Enough already! Leave the piece alone. An over-edited piece is almost as bad as a piece that has not been edited at all.

Remember, Self-Editing Is Where The Sausage Gets Made!

Editing can, and should, be a joyous part of your writing process. After all, books are really written during the editing stage – that’s when you’ll be able to look at the work you’ve created and sharpen it into something fantastic.

Embrace the edit and use these tips to work smarter.

OVER TO YOU Feel free to add your favourite self-editing tips to Hayley's excellent list!

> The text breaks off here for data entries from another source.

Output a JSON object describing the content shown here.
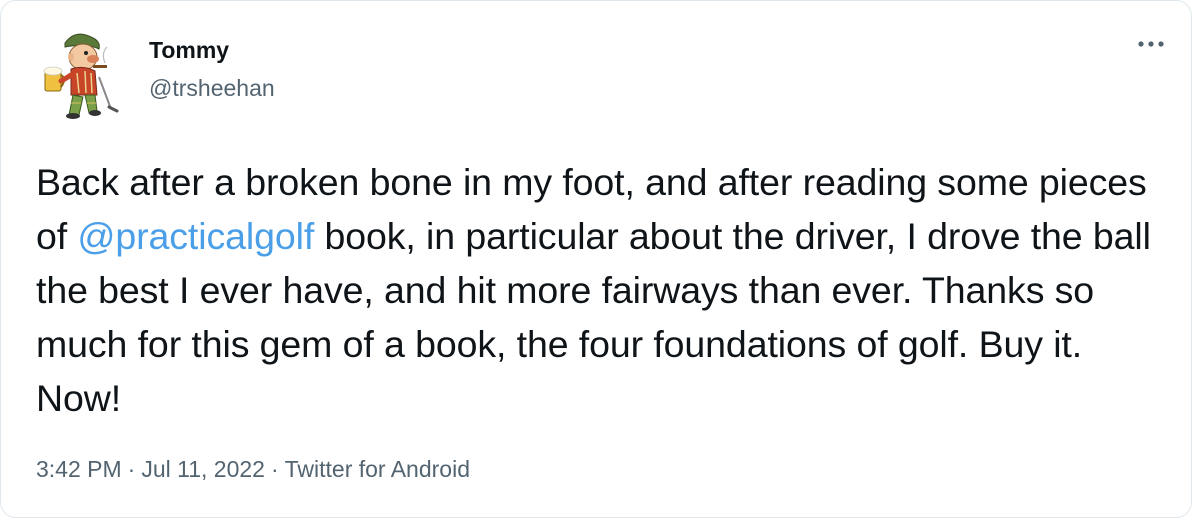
{
  "author": {
    "display_name": "Tommy",
    "handle": "@trsheehan"
  },
  "tweet": {
    "text_before_mention": "Back after a broken bone in my foot, and after reading some pieces of ",
    "mention": "@practicalgolf",
    "text_after_mention": " book, in particular about the driver, I drove the ball the best I ever have, and hit more fairways than ever. Thanks so much for this gem of a book, the four foundations of golf. Buy it. Now!"
  },
  "meta": {
    "time": "3:42 PM",
    "date": "Jul 11, 2022",
    "separator": "·",
    "source": "Twitter for Android"
  },
  "icons": {
    "more": "more-options-icon",
    "avatar": "avatar-cartoon-golfer"
  },
  "colors": {
    "text": "#0f1419",
    "secondary": "#536471",
    "link": "#4a9fe8",
    "border": "#e1e8ed"
  }
}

#Indieauthors - check out these 8 top tips to help you self-edit faster and better - by @ProWritingAid's Hayley Millman #selfpub #ww #writing Click To Tweet

From the ALLi Author Advice Center Archive

Author: Hayley Milliman

Hayley Milliman is a former teacher turned writer who works for ProWritingAid as a marketing and customer support associate. Hayley loves writing content that's engaging and informative. Bonus points if it's about Star Wars.


This Post Has 9 Comments
  1. We are all different. You can reduce editing time by writing slower and editing as you go along. I think it was Oscar Wilde that told someone he’d spent a whole morning just adding a comma. “Is that all you did?” was the incredulous reply. “Oh no. I took it out again.”
    I can identify with that!

  2. Great tips for anyone facing writing projects – academic or professional. Thank you for sharing this information!

  3. I have been self-editing my manuscript for about a month using Grammarly which has done wonders for my book and my writing. My experience – I’ve found it slow going. It’s time well spent and I would recommend it, but it finds and suggests many changes some I have chosen to ignore, like slang and grammar that doesn’t sound fluid.

    My point is a software package is worth the money and saves rewrite time, but speeding up all the edit tasks – not so much.

  4. I’ve found reading out loud (#3) to be really helpful. Not only does it help me catch elusive typos, but it allows me pinpoint the spots where certain words/sentences sound clunky or weird.

    I do think it’s smart to read slowly and expressively, as if you’re performing for an audience. But I think simply *imagining* an audience is good enough. I definitely wouldn’t feel comfortable reading a first draft to a real person. (A later draft, sure, but not the first.) And reading in front of a mirror? That would just make me feel silly. Also, it would add a visual distraction when my intent is to focus on what I’m hearing.

  5. Or…

    As you are writing each day, go back and read the last chapter or two first, including yesterday’s production.

    That captures typos from the heat of the moment, infelicitous phrasing, clumsy rhythm, and so forth. Save you a lot of the “do it all at once when you’re finished” headache by making the completed manuscript a very near final version.


    Read it out loud. Your ear (and brain) will catch errors that way that your eye skips over, especially because it slows you down from a reading trance.